>Dragan,
>
>You may be on to something about the non overridden properties just being pointers into the memory block allocated for the class definition. Once the property is modified it gets it's own memory space. I tested it just a little different:
>
>? sys(1016)
>x = createobject( "memtest" )
>? sys(1016)
>y = createobject( "memtest" )
>? sys(1016)
>y.bigprop = space(200000)
>? sys(1016)
>x.bigprop = ""
>? sys(1016)
>
>define class memtest as custom
> bigprop = space(100000)
>enddefine
>
>creating X chewed up 100k, creating Y didn't, changing y.bigprop chewed up another 200k, getting rid of x.bigprop used 130 more bytes. But sys(1016) is never accurate once you start deallocating memory it's rare to ever see it go back down. FoxPro is rather piggish about memory once it's grabbed it.

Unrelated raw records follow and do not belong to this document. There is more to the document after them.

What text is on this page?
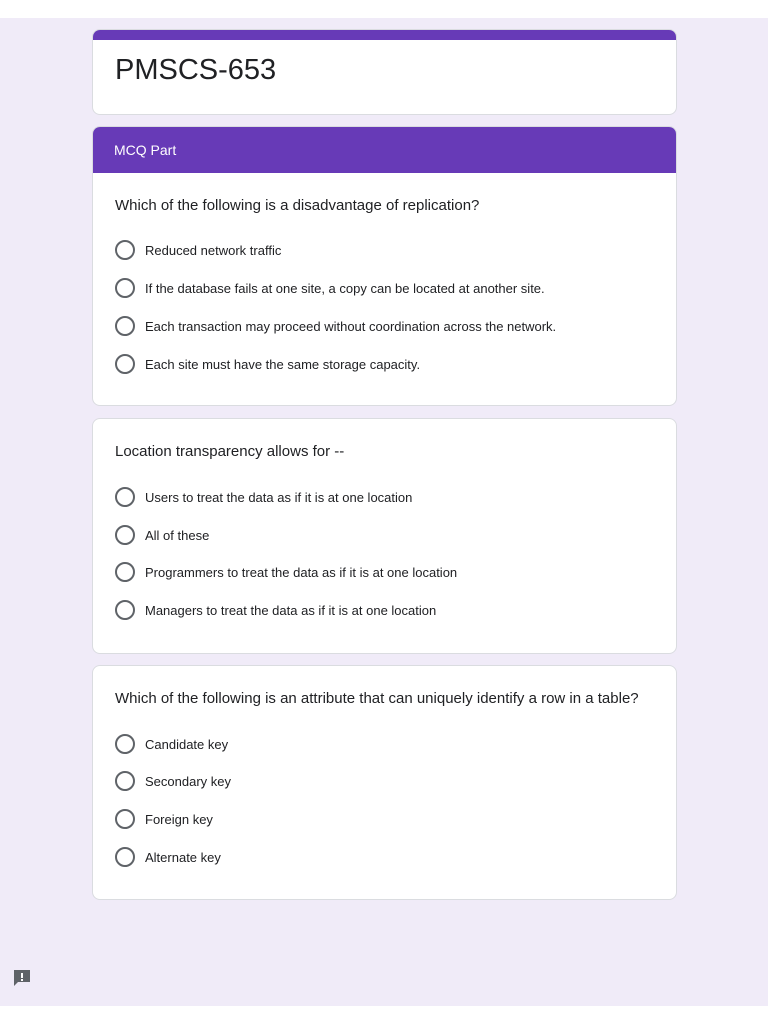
PMSCS-653
MCQ Part

Which of the following is a disadvantage of replication?

Reduced network traffic
If the database fails at one site, a copy can be located at another site.
Each transaction may proceed without coordination across the network.
Each site must have the same storage capacity.

Location transparency allows for --

Users to treat the data as if it is at one location
All of these
Programmers to treat the data as if it is at one location
Managers to treat the data as if it is at one location

Which of the following is an attribute that can uniquely identify a row in a table?

Candidate key
Secondary key
Foreign key
Alternate key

Yeah... it seems it never forgot the memory diet it had back then when it ran on XTs and 286s... hungry as a child, hungry forever :). I assume it may eventually return those blocks in the next garbage collection (not before that), but then we have no idea when it happens.
>VFP doesn't seem to execute the code of the class definition until the first instance is created. I found other evidence of this using datetime() for a class property while writing a section of the PTF-OOP book. This can also be conjectured by doing a sys(1016) right after starting VFP and before running the prg. For me there's a 6k jump when the prg starts and it doesn't go up to 100k until X is instantiated.
>
>All this may just be an artifact of VFP's string memory handling too.
It seems to count all the string space used into sys(1016), plus the program cache plus who knows what. I've ran this example on a clean restart of VFP (5.0), just to make sure it doesn't mess up the measurement. Ummm... the 6K is probably what it needs to store the compiled program AND the class definition - a program containing a Define Class behaves kind of like a .vcx because it does an implicit "Set Classlib to thisprg.fxp addi", and that may add to the calculation.